I've developed a Spark job for calculating some statistics over an aggregation table in HBase and can successfully run the job when run via command line on a server in a folder on a mounted home directory (/net/home/...). The issue occurs when I copy the same artifact and related files into a directory not on the mounted partition (/opt/...). When I run from here I receive this exception:
Caused by: org.apache.spark.SparkException: Job aborted due to stage failure: Task 3 in stage 2.0 failed 4 times, most recent failure: Lost task 3.3 in stage 2.0 (TID 41, c2d003.in.wellcentive.com): java.io.IOException: com.esotericsoftware.kryo.KryoException: java.lang.IndexOutOfBoundsException: Index: 104, Size: 5
The underlying data has not been changed, the commandline and job parameters have not been changed, the only difference is the path of the artifact. I was hoping someone out there had seen this before or might have an idea of what direction to look in.
This was on a cluster running CDH 5.5 and Spark 1.3.1 submitted via yarn-client. I'm not sure what other version might be relevant, but can likely get them if helpful.

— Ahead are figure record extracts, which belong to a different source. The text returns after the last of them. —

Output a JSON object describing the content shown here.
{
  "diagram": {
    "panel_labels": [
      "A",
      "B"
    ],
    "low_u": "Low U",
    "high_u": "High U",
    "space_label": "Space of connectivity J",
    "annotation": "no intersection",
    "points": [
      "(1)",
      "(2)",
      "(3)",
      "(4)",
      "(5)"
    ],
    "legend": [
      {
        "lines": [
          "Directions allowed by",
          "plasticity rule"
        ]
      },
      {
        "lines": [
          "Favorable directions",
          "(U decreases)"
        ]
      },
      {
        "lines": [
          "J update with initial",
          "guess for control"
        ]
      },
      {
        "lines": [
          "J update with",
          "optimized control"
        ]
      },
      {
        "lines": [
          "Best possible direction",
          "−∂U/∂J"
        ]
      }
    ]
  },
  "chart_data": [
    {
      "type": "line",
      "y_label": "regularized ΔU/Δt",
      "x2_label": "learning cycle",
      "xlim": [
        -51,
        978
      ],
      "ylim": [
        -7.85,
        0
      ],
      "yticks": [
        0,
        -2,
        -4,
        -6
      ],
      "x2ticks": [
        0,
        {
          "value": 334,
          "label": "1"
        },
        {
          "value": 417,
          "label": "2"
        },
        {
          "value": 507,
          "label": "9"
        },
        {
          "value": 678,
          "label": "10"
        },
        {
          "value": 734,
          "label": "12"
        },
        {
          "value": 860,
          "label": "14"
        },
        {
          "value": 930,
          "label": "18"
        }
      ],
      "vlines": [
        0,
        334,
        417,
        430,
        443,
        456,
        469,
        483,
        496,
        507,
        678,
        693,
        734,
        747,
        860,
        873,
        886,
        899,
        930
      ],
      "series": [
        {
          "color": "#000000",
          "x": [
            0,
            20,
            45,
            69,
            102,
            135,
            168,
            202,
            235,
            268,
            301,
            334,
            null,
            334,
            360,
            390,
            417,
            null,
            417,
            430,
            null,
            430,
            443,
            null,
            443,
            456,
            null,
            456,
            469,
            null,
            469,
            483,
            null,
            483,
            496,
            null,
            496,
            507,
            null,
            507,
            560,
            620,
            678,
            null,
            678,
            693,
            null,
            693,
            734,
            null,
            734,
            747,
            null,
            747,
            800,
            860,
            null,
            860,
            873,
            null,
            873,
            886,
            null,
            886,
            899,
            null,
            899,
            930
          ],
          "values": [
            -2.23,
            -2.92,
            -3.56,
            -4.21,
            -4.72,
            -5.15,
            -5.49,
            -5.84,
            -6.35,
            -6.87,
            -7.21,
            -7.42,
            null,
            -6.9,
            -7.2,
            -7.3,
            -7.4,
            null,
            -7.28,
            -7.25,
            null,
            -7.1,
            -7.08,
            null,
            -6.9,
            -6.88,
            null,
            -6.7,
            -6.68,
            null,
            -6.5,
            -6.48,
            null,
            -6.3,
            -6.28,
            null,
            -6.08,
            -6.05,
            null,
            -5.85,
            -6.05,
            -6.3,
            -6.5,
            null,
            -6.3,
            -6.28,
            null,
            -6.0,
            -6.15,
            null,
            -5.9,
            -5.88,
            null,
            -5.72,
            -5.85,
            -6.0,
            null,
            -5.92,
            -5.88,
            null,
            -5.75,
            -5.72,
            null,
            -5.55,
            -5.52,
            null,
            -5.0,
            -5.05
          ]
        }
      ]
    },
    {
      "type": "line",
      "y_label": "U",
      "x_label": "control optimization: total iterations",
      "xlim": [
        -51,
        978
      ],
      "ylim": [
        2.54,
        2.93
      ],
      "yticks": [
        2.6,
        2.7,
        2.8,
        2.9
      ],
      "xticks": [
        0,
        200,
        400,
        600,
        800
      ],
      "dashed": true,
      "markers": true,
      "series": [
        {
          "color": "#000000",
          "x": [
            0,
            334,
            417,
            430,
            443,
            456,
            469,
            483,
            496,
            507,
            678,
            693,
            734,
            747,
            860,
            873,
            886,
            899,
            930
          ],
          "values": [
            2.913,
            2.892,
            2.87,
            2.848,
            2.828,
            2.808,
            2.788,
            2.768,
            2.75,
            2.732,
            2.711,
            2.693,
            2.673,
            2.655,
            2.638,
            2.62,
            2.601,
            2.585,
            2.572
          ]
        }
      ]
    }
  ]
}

Based on the Exception in the title, you may have duplicate dependencies of a custom KryoSerializer or KryoRegistrar. Double check your dependencies and make sure you don't have multple versions of the same dependency. It's possible that you are changing the order of the classpath allowing the jvm to pick up an older version when switching locations. Or perhaps the other folder is adding extra dependencies.
The whole stack trace from the task that failed will be useful as well if you are unable to find a dependency mismatch.